In 1998, a World Health Organization (WHO) consultation group outlined a provisional classification of diabetes that included a working definition of the metabolic syndrome. 7 This report was finalized in 1999 and placed on the WHO website 8 (see Table 2). The guideline group also recognized CVD as the primary outcome of the metabolic syndrome. However, it viewed insulin resistance as a required component for diagnosis. Insulin resistance was defined as 1 of the following: type 2 diabetes impaired fasting glucose (IFG) impaired glucose tolerance (IGT), or for those with normal fasting glucose values (<110 mg/dL), a glucose uptake below the lowest quartile for background population under hyperinsulinemic, euglycemic conditions. In addition to insulin resistance, 2 other risk factors are sufficient for a diagnosis of metabolic syndrome. A higher blood pressure was required than in ATP III. BMI (or increased waist:hip ratio) was used instead of waist circumference, and microalbuminuria was listed as one criterion. The requirement of objective evidence of insulin resistance should give more power to predict diabetes than does ATP III, but like ATP III, the presence of type 2 diabetes does not exclude a diagnosis of metabolic syndrome. A potential disadvantage of the WHO criteria is that special testing of glucose status beyond routine clinical assessment may be necessary to diagnose metabolic syndrome.
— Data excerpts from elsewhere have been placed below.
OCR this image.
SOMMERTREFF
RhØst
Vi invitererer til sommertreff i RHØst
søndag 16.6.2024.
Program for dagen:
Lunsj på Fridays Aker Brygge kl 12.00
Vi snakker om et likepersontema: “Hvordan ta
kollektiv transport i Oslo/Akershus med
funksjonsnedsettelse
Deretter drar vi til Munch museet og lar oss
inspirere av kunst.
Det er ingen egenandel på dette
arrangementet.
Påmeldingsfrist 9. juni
TABLE 2. WHO Clinical Criteria for Metabolic Syndrome *

American Association of Clinical Endocrinologists

The American Association of Clinical Endocrinologists (AACE) 9 proposes a third set of clinical criteria for the insulin resistance syndrome (Table 3). These criteria appear to be a hybrid of those of ATP III and WHO metabolic syndrome. However, no defined number of risk factors is specified diagnosis is left to clinical judgment. When a person develops categorical diabetes, the term insulin resistance syndrome no longer applies. In patients without IFG, a 2-hour postglucose challenge is recommended when an abnormality is clinically suspected. Finding abnormal 2-hour glucose will improve prediction of type 2 diabetes.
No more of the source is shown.